The choice of jurisdiction is just one question from many that should be asked, with each answer having a bearing on the others. Funds, SPV’s, partnerships and so on, are not a means to an end, but best-fit conduits for attracting capital to your business model. 

The conduit’s ideal legal structure should be the one that ticks the most objectives, and therefore one should reverse-engineer the business model to figure out the optimal conduit. We recommend focusing on two critical areas: knowing your business model, and knowing your investors. 

These seemingly obvious points belie the fact that many start-ups begin by focusing on the conduit’s legal structure, and then proceed to fit it to their business model, effectively working the other way round.

It’s also quite common for managers to think that the more regulated and `compliant’ their conduit is, the more successful they will be. This is not necessarily true. Applied correctly, compliance and regulations provide a balance between the investors’ interests and the manager’s interests, but they also increase costs, which decreases a business’ performance and returns to investors, which in turn increases the chances of failure during a venture’s delicate initial stages. 

Questions associated with knowing one’s business model should begin from the characteristics of the assets, together with any operational concerns, their tax treatment, both at the asset level, as well as at the investor level. Once the business model is complete and it’s time to focus on financing, useful questions to ask would be how much committed capital you have raised before launch, who are your investors, where are they from, why are they investing, and how much capital you think you can raise during future funding rounds. 

Only once a clear and concise picture, including all of the above points, has been put collated, ideally with some committed capital in a suitable holding vehicle, should any attempt be made to build the entity from which to execute your strategy.

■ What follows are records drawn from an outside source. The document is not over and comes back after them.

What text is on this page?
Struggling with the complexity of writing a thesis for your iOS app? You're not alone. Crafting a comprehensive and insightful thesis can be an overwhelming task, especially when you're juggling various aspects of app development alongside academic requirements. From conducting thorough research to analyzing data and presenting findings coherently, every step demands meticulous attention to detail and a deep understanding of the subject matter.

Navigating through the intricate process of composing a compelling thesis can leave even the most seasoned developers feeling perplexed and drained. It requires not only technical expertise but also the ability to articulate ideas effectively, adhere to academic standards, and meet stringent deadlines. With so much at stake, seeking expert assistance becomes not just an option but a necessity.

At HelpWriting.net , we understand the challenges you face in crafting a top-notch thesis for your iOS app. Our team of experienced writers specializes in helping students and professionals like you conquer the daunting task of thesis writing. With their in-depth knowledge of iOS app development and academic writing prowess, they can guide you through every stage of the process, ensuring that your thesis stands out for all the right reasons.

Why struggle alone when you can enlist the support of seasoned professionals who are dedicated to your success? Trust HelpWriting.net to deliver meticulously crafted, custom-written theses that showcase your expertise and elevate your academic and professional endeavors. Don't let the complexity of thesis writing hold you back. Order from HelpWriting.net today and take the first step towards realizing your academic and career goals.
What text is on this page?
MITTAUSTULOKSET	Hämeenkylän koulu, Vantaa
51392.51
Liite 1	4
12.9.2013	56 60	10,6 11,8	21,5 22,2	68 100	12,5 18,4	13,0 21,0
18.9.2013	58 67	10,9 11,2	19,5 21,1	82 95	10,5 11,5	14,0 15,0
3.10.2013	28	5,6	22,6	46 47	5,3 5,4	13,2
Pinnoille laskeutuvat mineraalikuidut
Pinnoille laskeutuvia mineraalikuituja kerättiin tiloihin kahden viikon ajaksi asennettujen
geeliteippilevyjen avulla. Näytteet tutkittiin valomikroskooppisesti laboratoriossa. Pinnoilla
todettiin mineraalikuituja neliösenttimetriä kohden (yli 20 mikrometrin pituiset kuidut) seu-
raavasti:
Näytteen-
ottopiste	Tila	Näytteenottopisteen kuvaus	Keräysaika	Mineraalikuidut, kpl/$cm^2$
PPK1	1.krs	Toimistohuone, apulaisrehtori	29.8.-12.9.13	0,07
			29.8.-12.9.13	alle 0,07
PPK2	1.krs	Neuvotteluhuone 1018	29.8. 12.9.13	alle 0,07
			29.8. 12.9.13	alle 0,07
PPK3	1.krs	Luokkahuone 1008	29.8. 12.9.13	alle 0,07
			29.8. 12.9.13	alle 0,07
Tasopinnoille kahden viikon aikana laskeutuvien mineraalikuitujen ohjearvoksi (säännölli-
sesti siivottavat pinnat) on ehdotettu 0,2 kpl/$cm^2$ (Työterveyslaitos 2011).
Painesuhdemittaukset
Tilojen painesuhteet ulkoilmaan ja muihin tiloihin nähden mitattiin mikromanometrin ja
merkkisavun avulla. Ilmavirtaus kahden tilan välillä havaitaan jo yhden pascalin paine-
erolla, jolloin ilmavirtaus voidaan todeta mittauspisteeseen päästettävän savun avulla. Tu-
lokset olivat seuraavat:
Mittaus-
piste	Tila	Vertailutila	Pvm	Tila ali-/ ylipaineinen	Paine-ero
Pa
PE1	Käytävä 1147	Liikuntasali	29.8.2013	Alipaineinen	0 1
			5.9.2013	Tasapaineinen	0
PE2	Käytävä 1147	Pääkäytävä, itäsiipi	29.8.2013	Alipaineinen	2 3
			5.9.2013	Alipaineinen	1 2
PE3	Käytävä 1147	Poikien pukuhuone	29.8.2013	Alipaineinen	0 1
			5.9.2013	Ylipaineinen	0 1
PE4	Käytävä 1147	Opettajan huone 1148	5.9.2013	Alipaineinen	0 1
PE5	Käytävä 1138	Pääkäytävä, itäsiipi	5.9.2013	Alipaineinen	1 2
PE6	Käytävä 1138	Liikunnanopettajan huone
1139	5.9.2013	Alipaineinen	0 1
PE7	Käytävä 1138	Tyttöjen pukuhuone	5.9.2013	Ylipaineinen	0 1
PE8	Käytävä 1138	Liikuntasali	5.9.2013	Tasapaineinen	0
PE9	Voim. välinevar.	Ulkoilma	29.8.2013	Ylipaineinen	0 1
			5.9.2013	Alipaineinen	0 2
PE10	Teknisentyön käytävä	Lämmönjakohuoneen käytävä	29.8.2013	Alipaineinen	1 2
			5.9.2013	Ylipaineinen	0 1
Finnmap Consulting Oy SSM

Again, the rule when setting up your operation is to go for the most cost-effective solution in relation to the amount of committed capital raised. One can always ratchet up regulatory compliance if one is successful, but one cannot roll back the clock if excessive costs during the initial stages caused the strategy to fail. 

The initial stages are critical to any business, which is why one should proceed with extreme caution, keeping costs low, and a lean, flexible infrastructure. The reality is that business plans are invariably optimistic, deadlines missed and all manner of unforeseen circumstances can and do arise. Under these conditions, keeping sunk costs to a minimum and overheads light is the best way to maximise the probability of success.